Die Arbeitgeberin begründete die Kündigung damit, dass die Arbeitnehmerin sich über den Geschäftsführer der Arbeitgeberin dahingehend geäußert habe, dass der Flur stinke, nachdem er, der Geschäftsführer, diesen beschritten habe. Darüber hinaus habe sie eine Mitarbeiterin als „fette ….“, eine Kollegin … als „blöde ….“ bezeichnet und im Hinblick auf die Mitarbeiterin Frau …… geäußert „die … latscht und pfeift wie ein Kerl über den Flur.
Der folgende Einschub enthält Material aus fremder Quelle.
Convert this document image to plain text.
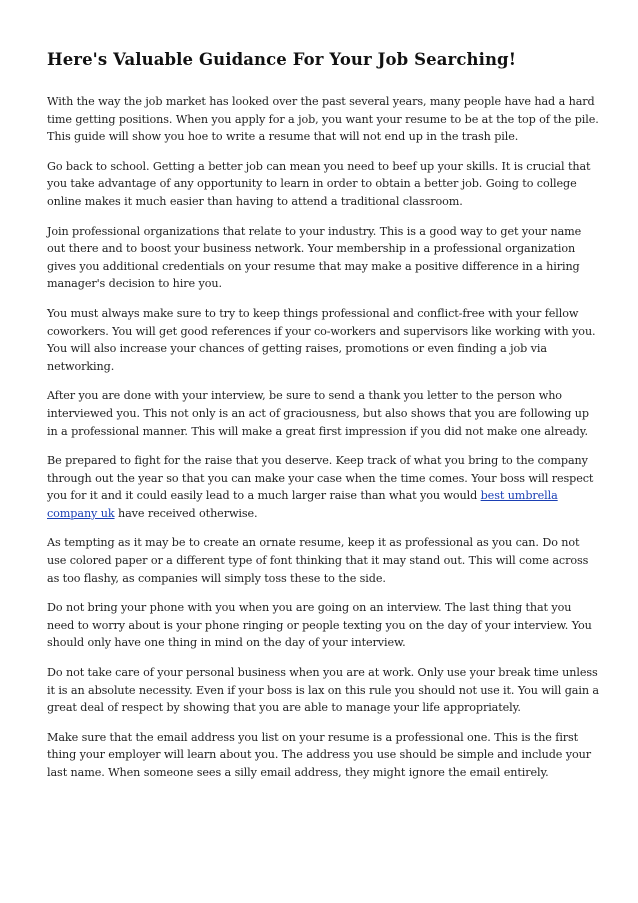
Here's Valuable Guidance For Your Job Searching!

With the way the job market has looked over the past several years, many people have had a hard time getting positions. When you apply for a job, you want your resume to be at the top of the pile. This guide will show you hoe to write a resume that will not end up in the trash pile.

Go back to school. Getting a better job can mean you need to beef up your skills. It is crucial that you take advantage of any opportunity to learn in order to obtain a better job. Going to college online makes it much easier than having to attend a traditional classroom.

Join professional organizations that relate to your industry. This is a good way to get your name out there and to boost your business network. Your membership in a professional organization gives you additional credentials on your resume that may make a positive difference in a hiring manager's decision to hire you.

You must always make sure to try to keep things professional and conflict-free with your fellow coworkers. You will get good references if your co-workers and supervisors like working with you. You will also increase your chances of getting raises, promotions or even finding a job via networking.

After you are done with your interview, be sure to send a thank you letter to the person who interviewed you. This not only is an act of graciousness, but also shows that you are following up in a professional manner. This will make a great first impression if you did not make one already.

Be prepared to fight for the raise that you deserve. Keep track of what you bring to the company through out the year so that you can make your case when the time comes. Your boss will respect you for it and it could easily lead to a much larger raise than what you would best umbrella company uk have received otherwise.

As tempting as it may be to create an ornate resume, keep it as professional as you can. Do not use colored paper or a different type of font thinking that it may stand out. This will come across as too flashy, as companies will simply toss these to the side.

Do not bring your phone with you when you are going on an interview. The last thing that you need to worry about is your phone ringing or people texting you on the day of your interview. You should only have one thing in mind on the day of your interview.

Do not take care of your personal business when you are at work. Only use your break time unless it is an absolute necessity. Even if your boss is lax on this rule you should not use it. You will gain a great deal of respect by showing that you are able to manage your life appropriately.

Make sure that the email address you list on your resume is a professional one. This is the first thing your employer will learn about you. The address you use should be simple and include your last name. When someone sees a silly email address, they might ignore the email entirely.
Die vor dem Arbeitsgericht erhobene Kündigungsschutzklage der Arbeitnehmerin hatte Erfolg. Das Arbeitsgericht hielt die Kündigung für unwirksam. Hiergegen wandte sich die Arbeitgeberin mit ihrer Berufung zum Landesarbeitsgericht.
Die Entscheidung
Das LAG entschied ebenfalls zugunsten der Arbeitnehmerin und stufte die Kündigung als unwirksam ein. Genau wie das Arbeitsgericht argumentierte das LAG, dass die Beleidigungen – unterstellt sie wären so gefallen – grundsätzlich geeignet seien eine fristlose Kündigung zu begründen.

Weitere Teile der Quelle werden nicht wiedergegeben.